Postby rauni » Thu Jan 27, 2011 12:55 pm UTC

I found an way to prove that for any n-th order polynom with bounded coefficents (all coeffiecents < epsilon), the expected value of absolute average of root is infinite.

First, let polynom be in form a(x-x1)(x-x2)..(x-xn)=ax^n-(x1+x2+...+xn)x^(n-1)+...

Here we see that sum of roots is always -b/a. Let sum of roots be z.

This is not exactly what we need, because we need sum of absolutes of roots, but we have sum of roots. However, we can use to prove this that average of absolutes of roots is infinite.

Always |z|=|x1+x2+...+xn|<=|x1|+|x2|+...+|xn|. So, |z/n|<=(|x1|+...+|xn|)/n.

As shown by Yakk and gmalivuk, expected value for |z| is infinite, therefore so is |z/n| and expected value of average of absolutes of roots.

QED?

If this is correct, then we can do as imatrendytotebag said: try monic polynoms.

imatrendytotebag wrote:Maybe we can get a meaningful answer by requiring the polynomial to be monic, ie the leading coefficient is 1. Because any nth degree polynomial that is not monic has the same roots if you divide all coefficients by the leading coefficient, so by making the leading coefficient very small you can get rather large roots.

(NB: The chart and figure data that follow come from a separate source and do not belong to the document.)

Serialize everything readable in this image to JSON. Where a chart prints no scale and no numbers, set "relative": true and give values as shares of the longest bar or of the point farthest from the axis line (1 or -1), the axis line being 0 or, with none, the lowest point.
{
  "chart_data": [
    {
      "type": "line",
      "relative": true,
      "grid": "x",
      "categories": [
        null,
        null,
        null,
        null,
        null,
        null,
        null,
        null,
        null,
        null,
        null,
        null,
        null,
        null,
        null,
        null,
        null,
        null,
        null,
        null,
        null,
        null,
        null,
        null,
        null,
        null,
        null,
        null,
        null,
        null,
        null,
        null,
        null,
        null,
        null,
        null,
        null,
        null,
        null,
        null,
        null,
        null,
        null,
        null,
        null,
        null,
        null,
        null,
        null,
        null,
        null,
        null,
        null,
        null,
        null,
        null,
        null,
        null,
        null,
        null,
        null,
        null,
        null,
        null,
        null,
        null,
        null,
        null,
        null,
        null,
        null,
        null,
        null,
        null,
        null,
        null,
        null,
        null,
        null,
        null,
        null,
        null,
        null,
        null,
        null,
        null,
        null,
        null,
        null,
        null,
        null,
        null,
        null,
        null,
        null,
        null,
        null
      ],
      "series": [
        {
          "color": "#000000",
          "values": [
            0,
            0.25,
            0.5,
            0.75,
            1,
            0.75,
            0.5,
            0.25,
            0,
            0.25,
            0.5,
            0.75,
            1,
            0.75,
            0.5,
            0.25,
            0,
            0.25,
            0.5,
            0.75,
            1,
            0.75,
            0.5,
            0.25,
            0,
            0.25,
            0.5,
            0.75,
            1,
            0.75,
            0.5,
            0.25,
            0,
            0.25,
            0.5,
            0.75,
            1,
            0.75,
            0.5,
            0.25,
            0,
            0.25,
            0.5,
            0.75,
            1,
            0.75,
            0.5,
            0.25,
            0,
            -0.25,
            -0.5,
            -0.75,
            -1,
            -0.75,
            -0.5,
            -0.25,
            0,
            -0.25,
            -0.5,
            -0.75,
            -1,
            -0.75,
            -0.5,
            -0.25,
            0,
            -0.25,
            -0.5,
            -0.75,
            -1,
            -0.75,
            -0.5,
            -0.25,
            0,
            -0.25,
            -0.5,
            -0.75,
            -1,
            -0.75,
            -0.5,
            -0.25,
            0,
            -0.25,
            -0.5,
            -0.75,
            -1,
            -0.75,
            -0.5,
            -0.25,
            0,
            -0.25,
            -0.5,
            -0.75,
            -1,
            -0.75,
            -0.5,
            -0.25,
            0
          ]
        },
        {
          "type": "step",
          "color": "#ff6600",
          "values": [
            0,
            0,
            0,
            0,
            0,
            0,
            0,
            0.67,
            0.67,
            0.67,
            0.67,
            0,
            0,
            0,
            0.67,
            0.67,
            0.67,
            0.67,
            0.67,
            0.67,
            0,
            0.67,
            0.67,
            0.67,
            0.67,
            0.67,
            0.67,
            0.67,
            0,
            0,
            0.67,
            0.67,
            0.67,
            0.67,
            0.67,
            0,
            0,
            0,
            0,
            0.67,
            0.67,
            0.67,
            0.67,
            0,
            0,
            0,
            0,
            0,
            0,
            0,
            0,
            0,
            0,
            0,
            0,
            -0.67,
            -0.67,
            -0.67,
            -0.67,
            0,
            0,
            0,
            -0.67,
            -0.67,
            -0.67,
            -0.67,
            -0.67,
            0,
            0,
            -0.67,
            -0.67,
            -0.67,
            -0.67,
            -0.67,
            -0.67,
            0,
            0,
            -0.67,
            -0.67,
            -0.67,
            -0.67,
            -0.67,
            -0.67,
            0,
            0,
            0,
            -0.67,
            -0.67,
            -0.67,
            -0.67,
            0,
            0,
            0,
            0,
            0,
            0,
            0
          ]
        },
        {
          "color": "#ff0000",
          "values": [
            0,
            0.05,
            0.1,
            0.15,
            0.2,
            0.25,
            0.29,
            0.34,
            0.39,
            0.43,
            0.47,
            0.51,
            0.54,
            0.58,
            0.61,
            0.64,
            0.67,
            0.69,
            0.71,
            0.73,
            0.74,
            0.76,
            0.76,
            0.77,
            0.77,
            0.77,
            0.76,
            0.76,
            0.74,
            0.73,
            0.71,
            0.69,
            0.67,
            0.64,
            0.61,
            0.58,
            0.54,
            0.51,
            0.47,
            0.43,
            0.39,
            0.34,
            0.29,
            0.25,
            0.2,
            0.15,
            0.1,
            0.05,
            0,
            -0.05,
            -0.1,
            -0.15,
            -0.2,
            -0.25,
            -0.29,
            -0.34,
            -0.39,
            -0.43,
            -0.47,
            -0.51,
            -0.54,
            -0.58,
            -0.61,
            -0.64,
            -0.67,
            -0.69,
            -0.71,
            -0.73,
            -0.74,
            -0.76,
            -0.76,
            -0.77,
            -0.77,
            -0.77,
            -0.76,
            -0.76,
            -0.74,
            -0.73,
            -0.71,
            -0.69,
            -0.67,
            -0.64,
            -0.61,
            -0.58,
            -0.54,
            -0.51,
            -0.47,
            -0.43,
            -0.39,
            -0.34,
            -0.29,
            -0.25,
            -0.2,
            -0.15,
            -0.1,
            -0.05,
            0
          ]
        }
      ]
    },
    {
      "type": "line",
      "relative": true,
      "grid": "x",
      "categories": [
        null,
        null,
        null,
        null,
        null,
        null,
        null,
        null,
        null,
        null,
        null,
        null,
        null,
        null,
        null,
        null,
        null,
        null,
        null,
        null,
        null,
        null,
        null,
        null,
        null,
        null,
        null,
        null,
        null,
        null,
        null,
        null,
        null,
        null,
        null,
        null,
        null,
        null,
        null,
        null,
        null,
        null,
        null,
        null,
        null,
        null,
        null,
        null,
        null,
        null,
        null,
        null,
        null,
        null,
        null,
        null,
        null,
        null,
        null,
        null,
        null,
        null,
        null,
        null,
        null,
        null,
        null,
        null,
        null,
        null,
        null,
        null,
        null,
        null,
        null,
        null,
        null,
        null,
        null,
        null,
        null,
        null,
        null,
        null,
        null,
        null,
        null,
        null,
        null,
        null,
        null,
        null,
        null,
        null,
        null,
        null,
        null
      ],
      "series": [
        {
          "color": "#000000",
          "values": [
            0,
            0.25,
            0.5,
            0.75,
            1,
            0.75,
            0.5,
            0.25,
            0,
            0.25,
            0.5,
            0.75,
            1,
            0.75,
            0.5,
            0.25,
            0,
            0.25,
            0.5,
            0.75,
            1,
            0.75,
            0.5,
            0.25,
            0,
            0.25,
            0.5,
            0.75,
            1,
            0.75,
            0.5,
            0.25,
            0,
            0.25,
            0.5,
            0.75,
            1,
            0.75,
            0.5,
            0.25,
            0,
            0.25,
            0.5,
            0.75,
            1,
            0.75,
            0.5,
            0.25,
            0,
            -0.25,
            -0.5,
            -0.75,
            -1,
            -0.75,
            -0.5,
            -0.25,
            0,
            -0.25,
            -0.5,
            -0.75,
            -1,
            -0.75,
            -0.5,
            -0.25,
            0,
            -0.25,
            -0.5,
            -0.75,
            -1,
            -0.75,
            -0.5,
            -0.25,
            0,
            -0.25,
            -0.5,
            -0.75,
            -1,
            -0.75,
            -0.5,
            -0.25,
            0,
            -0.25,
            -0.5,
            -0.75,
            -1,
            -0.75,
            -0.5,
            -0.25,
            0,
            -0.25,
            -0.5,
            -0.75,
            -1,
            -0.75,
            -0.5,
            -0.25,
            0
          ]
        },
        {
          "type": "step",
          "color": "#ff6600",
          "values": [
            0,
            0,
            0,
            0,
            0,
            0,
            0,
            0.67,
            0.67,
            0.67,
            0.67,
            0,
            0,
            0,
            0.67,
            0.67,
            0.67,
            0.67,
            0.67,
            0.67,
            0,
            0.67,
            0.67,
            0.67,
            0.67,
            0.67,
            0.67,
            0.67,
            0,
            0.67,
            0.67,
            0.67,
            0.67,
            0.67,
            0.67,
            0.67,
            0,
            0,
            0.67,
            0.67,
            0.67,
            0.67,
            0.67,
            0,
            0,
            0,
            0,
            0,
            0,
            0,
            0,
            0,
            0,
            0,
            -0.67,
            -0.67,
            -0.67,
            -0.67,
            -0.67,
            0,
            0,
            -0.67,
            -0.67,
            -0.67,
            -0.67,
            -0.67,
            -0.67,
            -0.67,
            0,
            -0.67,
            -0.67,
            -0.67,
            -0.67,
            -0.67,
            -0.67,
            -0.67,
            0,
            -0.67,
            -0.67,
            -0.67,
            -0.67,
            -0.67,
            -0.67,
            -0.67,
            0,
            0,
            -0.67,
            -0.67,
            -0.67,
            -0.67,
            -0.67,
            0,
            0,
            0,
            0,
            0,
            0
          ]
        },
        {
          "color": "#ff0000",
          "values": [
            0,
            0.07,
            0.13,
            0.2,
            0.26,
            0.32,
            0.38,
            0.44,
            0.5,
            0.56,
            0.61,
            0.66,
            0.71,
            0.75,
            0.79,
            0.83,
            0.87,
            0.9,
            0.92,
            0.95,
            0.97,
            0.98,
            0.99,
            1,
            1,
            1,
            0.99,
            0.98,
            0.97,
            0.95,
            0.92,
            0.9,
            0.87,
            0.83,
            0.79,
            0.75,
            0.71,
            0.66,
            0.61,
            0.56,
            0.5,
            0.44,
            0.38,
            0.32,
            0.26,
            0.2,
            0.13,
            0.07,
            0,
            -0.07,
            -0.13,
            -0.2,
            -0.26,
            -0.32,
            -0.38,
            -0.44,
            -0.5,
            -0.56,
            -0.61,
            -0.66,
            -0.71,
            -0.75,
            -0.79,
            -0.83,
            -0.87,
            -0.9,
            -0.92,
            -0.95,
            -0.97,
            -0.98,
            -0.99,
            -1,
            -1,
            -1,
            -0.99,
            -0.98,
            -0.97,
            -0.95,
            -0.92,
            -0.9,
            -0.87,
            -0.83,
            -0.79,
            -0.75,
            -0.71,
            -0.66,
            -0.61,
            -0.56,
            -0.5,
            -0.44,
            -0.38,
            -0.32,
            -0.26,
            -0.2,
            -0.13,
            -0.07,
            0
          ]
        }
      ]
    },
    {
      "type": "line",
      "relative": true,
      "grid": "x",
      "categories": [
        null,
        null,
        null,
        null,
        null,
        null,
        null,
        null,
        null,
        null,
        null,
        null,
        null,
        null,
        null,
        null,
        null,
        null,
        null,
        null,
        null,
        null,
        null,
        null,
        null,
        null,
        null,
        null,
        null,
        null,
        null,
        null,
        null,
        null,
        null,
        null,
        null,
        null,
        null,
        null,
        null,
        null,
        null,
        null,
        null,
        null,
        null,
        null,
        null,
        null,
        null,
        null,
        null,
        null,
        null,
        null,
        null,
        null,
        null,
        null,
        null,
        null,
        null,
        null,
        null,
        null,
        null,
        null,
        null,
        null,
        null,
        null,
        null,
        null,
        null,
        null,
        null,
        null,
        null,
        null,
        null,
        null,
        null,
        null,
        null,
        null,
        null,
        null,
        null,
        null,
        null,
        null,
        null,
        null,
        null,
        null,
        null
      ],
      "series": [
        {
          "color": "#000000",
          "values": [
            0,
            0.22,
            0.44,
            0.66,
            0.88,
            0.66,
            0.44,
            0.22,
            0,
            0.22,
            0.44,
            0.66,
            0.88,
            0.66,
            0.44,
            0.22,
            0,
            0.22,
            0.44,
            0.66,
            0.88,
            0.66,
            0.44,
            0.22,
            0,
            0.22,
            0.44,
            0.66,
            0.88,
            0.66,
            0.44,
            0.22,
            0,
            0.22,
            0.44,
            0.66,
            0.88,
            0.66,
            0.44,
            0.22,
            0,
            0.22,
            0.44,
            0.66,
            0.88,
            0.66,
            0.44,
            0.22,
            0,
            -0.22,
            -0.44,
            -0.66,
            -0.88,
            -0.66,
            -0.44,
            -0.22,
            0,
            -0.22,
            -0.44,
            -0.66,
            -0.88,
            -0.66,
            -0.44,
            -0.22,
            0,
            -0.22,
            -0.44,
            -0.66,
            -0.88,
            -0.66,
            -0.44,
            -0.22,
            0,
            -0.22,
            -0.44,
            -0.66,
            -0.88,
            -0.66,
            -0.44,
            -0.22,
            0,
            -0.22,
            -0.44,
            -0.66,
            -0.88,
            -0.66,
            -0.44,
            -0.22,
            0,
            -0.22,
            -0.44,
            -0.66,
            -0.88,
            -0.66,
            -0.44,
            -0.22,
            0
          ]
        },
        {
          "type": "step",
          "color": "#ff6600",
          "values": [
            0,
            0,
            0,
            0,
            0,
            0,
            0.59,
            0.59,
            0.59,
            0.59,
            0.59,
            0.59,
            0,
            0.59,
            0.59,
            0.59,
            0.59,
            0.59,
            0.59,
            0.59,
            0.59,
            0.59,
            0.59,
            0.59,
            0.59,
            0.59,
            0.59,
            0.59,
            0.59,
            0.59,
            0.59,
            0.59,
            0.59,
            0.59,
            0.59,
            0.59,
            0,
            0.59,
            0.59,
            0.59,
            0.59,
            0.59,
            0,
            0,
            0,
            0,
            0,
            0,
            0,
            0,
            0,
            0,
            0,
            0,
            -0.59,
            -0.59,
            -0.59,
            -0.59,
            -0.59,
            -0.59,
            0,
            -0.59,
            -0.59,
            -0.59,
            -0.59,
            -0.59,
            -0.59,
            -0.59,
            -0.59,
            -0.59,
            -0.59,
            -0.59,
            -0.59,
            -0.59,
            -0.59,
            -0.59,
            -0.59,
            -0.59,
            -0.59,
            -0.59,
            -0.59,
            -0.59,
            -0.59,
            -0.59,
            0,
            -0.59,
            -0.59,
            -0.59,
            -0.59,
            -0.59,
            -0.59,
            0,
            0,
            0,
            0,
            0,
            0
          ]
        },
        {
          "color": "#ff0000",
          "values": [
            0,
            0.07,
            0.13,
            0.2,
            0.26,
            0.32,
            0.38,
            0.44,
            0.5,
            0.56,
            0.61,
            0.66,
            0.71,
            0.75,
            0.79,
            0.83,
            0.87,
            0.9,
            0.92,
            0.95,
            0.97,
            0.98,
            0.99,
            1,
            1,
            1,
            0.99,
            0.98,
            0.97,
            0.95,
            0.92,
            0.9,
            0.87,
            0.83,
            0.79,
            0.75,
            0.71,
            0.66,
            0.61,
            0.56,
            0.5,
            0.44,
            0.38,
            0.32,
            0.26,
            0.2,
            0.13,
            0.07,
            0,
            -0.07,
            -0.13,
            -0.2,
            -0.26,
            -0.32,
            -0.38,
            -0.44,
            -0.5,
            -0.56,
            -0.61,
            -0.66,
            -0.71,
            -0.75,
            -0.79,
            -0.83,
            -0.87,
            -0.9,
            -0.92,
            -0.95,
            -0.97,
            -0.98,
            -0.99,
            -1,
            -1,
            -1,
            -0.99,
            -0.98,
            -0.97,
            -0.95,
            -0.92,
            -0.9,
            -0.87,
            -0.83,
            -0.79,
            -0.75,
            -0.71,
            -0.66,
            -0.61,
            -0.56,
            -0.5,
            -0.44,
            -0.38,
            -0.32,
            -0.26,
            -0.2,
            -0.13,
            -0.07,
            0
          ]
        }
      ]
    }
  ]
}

For 1st degree polynomials with leading coefficient 1 and constant term evenly distributed on [-epsilon,epsilon], the average distance of the root from 0 is epsilon/2.

I don't know about 2nd degree polynomials, but I imagine it's a bit more complicated. It is worth noting, however, that if the x coefficient and constant term are bounded by epsilon, the absolute value of the roots are less than epsilon + 1. In other words, the average distance should exist.

In second degree polynomials (and higher), we have two options. We can either restrict to polynomials with real roots, and let b and c be uniformly distributed given that the roots are real, or we let b and c be anything and use the complex distance formula. If we're in the latter scenario, it might be interesting to instead let b and c be complex numbers uniformly distributed on the circle of radius epsilon about 0.